Merci, M. Bily. C'est ce genre de détails qu'il convient de mettre à jour, sans relâche, parce qu'ils parlent peut-être mieux que tout de la Grande Dégringolade (si je puis me permettre de galvauder quelques titres fameux).
On voudrait ficher les élèves, on ne s'y prendrait pas autrement.
(j'allais écrire fliquer)
Utilisateur anonyme
11 janvier 2012, 17:14   Re : Le Brevet des collèges aujourd'hui
Quand j'ai surveillé le brevet des collèges en 2009, c'était encore plus direct.
Dans le sujet de l'épreuve d'éducation civique, on expliquait qu'une méchante boulangère blanche avait refusé d'embaucher une gentille femme noire.

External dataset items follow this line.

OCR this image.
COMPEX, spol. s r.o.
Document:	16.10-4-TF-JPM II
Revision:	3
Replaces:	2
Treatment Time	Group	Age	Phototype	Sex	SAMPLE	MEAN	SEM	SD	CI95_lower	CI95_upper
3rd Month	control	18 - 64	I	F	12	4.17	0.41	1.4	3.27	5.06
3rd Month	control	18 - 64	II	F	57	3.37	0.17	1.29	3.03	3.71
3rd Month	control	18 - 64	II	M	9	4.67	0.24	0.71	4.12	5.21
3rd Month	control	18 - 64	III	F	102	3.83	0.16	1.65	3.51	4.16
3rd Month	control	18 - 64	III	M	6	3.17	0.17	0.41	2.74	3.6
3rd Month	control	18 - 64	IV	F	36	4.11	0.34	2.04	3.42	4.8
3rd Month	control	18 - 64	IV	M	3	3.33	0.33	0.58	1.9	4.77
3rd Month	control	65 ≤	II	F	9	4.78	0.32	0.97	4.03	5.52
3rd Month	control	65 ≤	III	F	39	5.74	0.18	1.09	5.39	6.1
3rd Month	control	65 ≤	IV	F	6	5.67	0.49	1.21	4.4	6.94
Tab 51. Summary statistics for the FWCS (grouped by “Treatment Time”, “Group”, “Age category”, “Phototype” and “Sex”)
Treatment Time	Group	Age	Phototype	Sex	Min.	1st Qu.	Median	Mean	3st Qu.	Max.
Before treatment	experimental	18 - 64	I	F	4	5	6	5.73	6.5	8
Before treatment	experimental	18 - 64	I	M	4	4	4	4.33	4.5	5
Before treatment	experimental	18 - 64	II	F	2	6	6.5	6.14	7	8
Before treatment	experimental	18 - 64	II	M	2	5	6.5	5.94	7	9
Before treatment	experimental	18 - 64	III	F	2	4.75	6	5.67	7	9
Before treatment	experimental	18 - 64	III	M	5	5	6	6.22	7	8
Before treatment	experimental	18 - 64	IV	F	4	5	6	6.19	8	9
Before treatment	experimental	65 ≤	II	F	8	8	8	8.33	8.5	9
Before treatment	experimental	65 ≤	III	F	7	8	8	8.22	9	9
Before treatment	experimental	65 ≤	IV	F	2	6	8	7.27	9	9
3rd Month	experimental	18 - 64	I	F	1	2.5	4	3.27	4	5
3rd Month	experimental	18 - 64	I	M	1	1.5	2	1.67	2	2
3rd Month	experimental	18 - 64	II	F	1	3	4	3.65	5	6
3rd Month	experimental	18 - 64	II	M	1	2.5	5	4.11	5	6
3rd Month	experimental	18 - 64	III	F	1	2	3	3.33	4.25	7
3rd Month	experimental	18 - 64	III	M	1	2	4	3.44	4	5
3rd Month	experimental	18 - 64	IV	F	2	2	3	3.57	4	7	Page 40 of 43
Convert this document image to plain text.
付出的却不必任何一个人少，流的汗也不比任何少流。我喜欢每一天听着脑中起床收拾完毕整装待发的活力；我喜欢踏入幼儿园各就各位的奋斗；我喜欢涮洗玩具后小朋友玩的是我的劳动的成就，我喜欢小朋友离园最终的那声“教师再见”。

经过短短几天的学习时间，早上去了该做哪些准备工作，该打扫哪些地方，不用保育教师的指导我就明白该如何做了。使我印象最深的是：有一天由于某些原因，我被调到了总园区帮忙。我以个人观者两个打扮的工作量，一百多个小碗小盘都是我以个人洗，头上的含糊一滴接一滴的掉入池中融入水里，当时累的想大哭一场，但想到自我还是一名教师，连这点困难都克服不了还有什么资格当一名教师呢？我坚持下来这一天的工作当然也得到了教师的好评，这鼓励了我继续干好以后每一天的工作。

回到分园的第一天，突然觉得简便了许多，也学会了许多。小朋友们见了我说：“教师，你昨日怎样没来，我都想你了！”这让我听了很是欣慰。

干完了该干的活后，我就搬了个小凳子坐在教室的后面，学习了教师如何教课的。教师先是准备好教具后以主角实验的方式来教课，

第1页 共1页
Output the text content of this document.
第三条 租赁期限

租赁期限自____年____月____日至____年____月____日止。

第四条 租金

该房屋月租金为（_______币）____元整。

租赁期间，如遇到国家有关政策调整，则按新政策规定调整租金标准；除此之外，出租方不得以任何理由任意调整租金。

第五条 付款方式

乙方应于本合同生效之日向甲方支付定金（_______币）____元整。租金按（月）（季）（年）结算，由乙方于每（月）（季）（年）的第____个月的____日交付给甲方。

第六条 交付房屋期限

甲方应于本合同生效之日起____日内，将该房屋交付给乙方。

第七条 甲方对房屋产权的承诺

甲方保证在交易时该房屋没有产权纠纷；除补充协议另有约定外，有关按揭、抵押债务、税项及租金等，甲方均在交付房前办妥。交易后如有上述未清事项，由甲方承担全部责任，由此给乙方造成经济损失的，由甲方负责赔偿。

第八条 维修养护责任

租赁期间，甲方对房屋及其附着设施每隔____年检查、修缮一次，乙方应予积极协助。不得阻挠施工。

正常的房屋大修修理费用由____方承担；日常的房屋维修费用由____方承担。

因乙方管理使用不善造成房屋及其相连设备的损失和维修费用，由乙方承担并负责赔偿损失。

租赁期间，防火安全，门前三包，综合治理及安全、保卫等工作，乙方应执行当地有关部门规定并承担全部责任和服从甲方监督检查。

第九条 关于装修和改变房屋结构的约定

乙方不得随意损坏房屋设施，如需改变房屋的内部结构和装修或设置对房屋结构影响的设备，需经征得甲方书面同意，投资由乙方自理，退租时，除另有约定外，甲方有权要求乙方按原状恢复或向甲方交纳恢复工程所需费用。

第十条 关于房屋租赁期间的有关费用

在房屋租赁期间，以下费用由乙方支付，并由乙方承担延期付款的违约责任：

Au milieu de la feuille, le logo et le numéro de la HALDE.
L'exercice, en gros, consistait à répondre à la question : Que doit faire la femme noire ?
Apprendre le français ?
Évite-t-on volontairement les auteurs français ?
Marc,

Je viens de "googler" et le premier sujet trouvé au hasard est relatif à un texte de Romain Gary tiré des Racines du ciel.
De temps en temps il faut bien cautionner la "culture".
Utilisateur anonyme
11 janvier 2012, 21:23   Re : Le Brevet des collèges aujourd'hui
Chers intervenants,

Lecteur quotidien de ce forum, je me permets d'intervenir sur ce sujet que je connais assez bien, pour être de la partie. Tout d'abord, je tiens à préciser que je n'ai pas choisi de pseudonyme, mais que mon prénom est bien celui indiqué ci-dessus. Je n'y peux rien. N'y voyez aucune prétention, seulement un manque d'imagination certain.
Le système scolaire public est assez décourageant. Enseignant dans un collège moyen, je dois me battre contre le glissement des exigences qualitatives vers le strict minimum : notre inspecteur nous a parlé de "SMIC culturel" (sic) pour les élèves "en difficulté". Tout en maintenant les programmes "pour les autres", et ceci dans une même classe... Tout en discréditant la notation chiffrée, trop subjective et "traumatisante" (re-sic)...
Nos élèves de sixième - onze ans - arrivent sans savoir bien conjuguer le présent de l'indicatif et le futur simple.
Nous perdons des heures et des heures à devoir les adapter au travail régulier, et ce n'est qu'après un trimestre qu'une partie apprend correctement ses leçons... Je pourrais multiplier les doléances, évidemment...
Et pour ce qui est des textes, même les oeuvres de "littérature jeunesse" s'avèrent difficiles d'accès... (Il faut dire aussi que j'ai pu entendre certaines collègues de français s'exclamer que "Croc-Blanc, c'est ch..." (rime à deviner)).
Quand on arrive au brevet, quatre ans plus tard, il faut rester modeste - en somme, nous avons l'impression que l'épreuve ne sanctionne aucune progression depuis la sixième. Un texte de vingt à trente lignes, si possible pas un "classique", une dizaine de questions où les connaissances littéraires, historiques, stylistiques, sont évacuées au profit de notions grammaticales ponctuelles et d'analyses de sens évidentes.
Mais vous savez déjà tout cela.
Cependant, les dérives - les orientations, devrais-je dire, - idéologiques que vous signalez, cher M. Bily, ne me sont pas apparues aussi évidemment que le manque d'exigences, en français tout au moins. Il en va différemment en histoire.
Bien à vous.
Cependant, les dérives - les orientations, devrais-je dire - idéologiques que vous signalez, cher M. Bily, ne me sont pas apparues aussi évidemment que le manque d'exigences, en français tout au moins.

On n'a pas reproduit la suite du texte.